Hi, thanks for your feedback.
As I understand the API of the agent, I need to wait for the response of the agent to get its response object including the error property.
Fortunately the default agent seems to be quite fast when it comes to intent recognition - or at least to find that there is no match.
So I don’t feel any delay. I could add some debug logging to get an overview of the delays.
However, in my opinion, the delay of the default agent is negligible compared to the performance of ChatGPT itself.
——————
Update:
If the performance is that critical for you, one could call all agents in parallel and take the first (ordered) response. But I don’t find that practical and it could create strange side effects - and costs (OpenAI API)
Another issue I have seen is that the OpenAI integration caches its own conversation history by saving all input and output messages into a history object. With my component, the OpenAI agent doesn’t get all messages, but only those which are passed in as a fallback. So you could not ask OpenAI things related to the history („what was the last thing I turned off?“).
I have improved the integration a bit and just released version 0.1.2.
Unfortunately there was a breaking change when I switched from “main” branch to GitHub Releases and additionally I renamed the Git-Repository (from hass to hacs)
So please make sure to remove the integration and delete the repo from HACS. Then add it again using the following repo. From now on, I’ll try to reduce breaking changes as much as possible .
For anyone else who wants to get more examples, here is my last Assist test conversation.

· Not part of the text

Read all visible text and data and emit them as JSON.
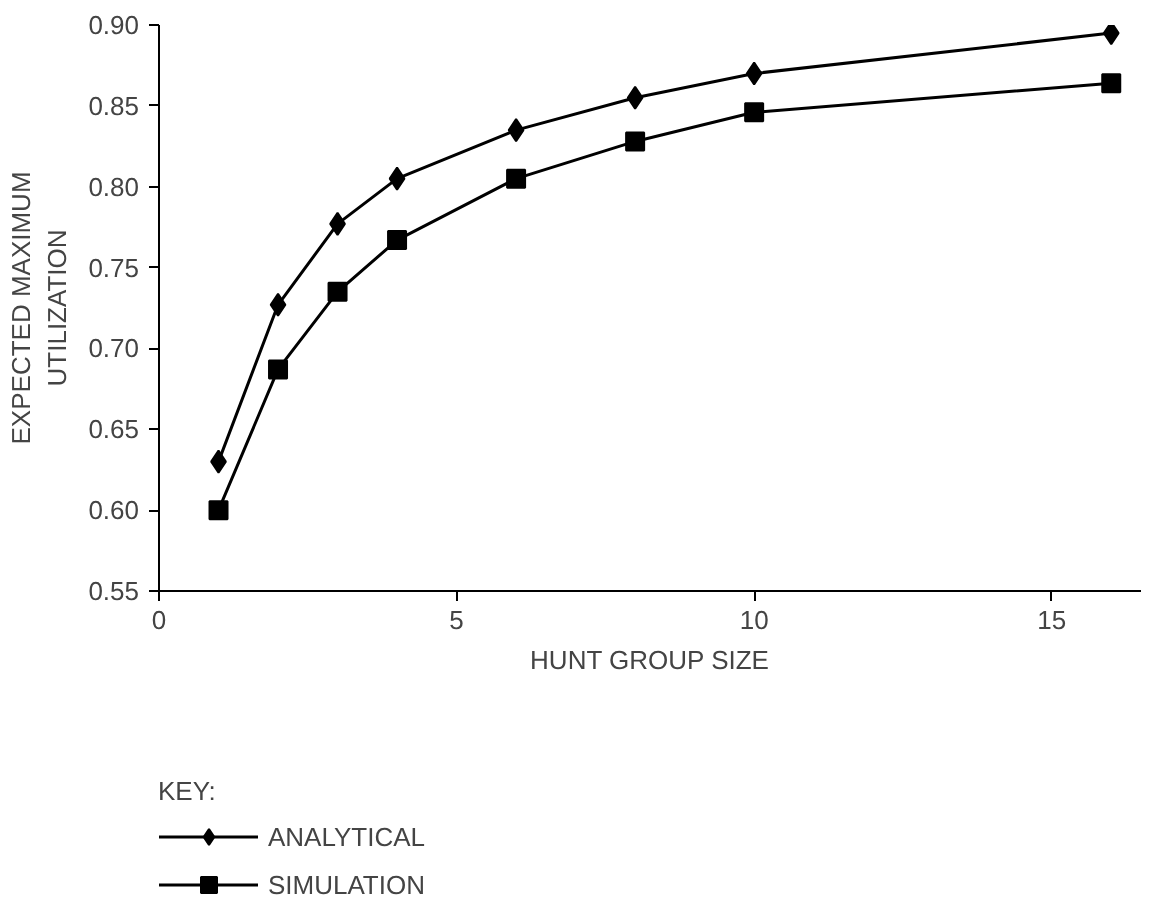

(I have told OpenAI to answer as a pirate )
Funnily enough, I made the same thing a couple weeks ago!
I implemented it a little differently, mainly due to this being the first custom integration I’ve ever written.
Great minds think alike I guess!
One important feature for me that I included was debugging. I wanted the ability to see what conversation agent responded, and even what the failures were of each conversation agent, right in the final response, assuming debugging is enabled.

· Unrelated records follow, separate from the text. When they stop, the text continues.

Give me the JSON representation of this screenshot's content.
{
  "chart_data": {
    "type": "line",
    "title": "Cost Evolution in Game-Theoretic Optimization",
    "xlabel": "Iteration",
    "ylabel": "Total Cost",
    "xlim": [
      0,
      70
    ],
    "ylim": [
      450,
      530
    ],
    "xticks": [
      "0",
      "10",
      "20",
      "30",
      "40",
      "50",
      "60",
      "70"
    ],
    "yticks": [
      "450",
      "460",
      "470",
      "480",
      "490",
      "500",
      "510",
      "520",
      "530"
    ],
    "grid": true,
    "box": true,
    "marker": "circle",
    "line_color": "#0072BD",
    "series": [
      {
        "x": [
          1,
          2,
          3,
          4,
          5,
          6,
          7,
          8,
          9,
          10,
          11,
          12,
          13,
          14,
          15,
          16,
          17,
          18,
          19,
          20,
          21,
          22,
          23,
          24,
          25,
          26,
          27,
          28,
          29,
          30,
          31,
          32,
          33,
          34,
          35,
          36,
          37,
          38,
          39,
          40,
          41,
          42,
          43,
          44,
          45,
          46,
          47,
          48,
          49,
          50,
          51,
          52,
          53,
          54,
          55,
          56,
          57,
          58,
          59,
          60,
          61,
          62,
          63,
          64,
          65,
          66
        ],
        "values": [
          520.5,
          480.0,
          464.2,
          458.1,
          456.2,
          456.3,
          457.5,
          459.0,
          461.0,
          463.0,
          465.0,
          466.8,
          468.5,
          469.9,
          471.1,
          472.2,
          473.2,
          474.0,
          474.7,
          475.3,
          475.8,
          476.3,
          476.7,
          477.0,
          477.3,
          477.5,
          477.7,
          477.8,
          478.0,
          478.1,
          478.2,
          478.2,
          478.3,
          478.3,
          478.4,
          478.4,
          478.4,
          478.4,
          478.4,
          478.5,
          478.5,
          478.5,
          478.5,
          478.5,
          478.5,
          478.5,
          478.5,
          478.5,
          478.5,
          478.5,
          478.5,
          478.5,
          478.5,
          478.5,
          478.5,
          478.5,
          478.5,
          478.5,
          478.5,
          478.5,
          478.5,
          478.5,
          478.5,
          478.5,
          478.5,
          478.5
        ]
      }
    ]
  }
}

Thought you might find my implementation interesting as well.
Just wanted to chime in and thank you both, this was one of the last remaining blockers from my perspective in getting to a fully functional VA model for the house.

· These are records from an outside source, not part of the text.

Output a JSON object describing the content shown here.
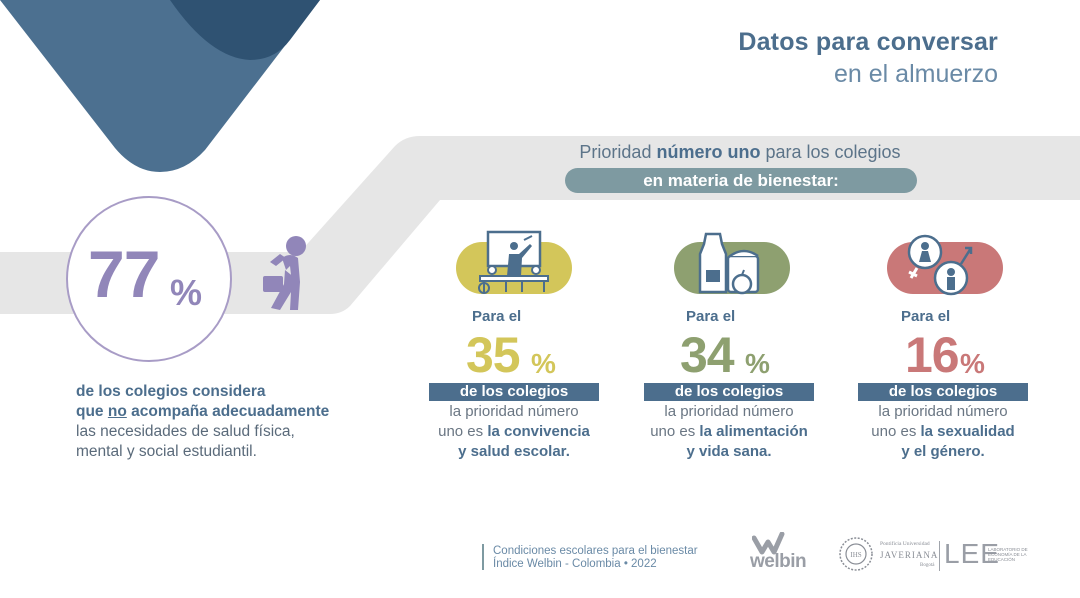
{
  "title": {
    "line1": "Datos para conversar",
    "line2": "en el almuerzo"
  },
  "priority": {
    "pre": "Prioridad ",
    "bold": "número uno",
    "post": " para los colegios",
    "pill": "en materia de bienestar:"
  },
  "main_stat": {
    "number": "77",
    "percent_sign": "%",
    "line1": "de los colegios considera",
    "line2_pre": "que ",
    "line2_underline": "no",
    "line2_post": " acompaña adecuadamente",
    "line3": "las necesidades de salud física,",
    "line4": "mental y social estudiantil."
  },
  "stats": [
    {
      "para": "Para el",
      "number": "35",
      "percent_sign": "%",
      "band": "de los colegios",
      "desc1": "la prioridad número",
      "desc2_pre": "uno es ",
      "desc2_bold": "la convivencia",
      "desc3": "y salud escolar.",
      "color": "#d3c65a",
      "icon": "classroom-icon"
    },
    {
      "para": "Para el",
      "number": "34",
      "percent_sign": "%",
      "band": "de los colegios",
      "desc1": "la prioridad número",
      "desc2_pre": "uno es ",
      "desc2_bold": "la alimentación",
      "desc3": "y vida sana.",
      "color": "#8ea070",
      "icon": "food-icon"
    },
    {
      "para": "Para el",
      "number": "16",
      "percent_sign": "%",
      "band": "de los colegios",
      "desc1": "la prioridad número",
      "desc2_pre": "uno es ",
      "desc2_bold": "la sexualidad",
      "desc3": "y el género.",
      "color": "#c97878",
      "icon": "gender-icon"
    }
  ],
  "footer": {
    "line1": "Condiciones escolares para el bienestar",
    "line2": "Índice Welbin - Colombia • 2022",
    "welbin": "welbin",
    "javeriana_small": "Pontificia Universidad",
    "javeriana": "JAVERIANA",
    "javeriana_city": "Bogotá",
    "lee": "LEE",
    "lee_sub": "LABORATORIO DE ECONOMÍA DE LA EDUCACIÓN"
  },
  "colors": {
    "navy": "#4c6e8d",
    "purple": "#9186b9",
    "teal_pill": "#7e9aa1",
    "gray_band": "#e6e6e6",
    "dark_triangle": "#2f5272"
  }
}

I ended up trying both repos linked here last night and did notice one behavioral difference I thought would be worth lifting up as I’m not sure if its WAD or not.
For @t0bst4r 's implementation, when I use a custom sentence I’ve implemented that utilizes a wildcard (e.g. “play classical radio on the living room speakers” where ‘classical radio’ is a wildcard slot) I found the chained agent skips Home Assistant and goes right to the backup agent (OpenAI in my case), failing to play the music as expected. All other custom sentences that do not have wildcard slots seem to work as expected.
When using @marisa 's implementation, the behavior is as expected: a request for “play classical music on the living room speakers” is recognized as an HA intent and the appropriate script is executed.
Not sure if anyone else is seeing this behavior or its WAD, but wanted to share. Again, thank you both for sharing your work here!
If I had to take a guess as to the reason, I assume it’s because @t0bst4r 's implementation doesn’t pass a language along, where as my implementation does. Intents are based on language, and custom intents probably just don’t trigger unless a language is provided.
Interesting! I’m fairly certain my other custom intents that did not have wildcard slots triggered fine, so I wonder if its tied to that wildcard? Either way, I appreciate the work and thought!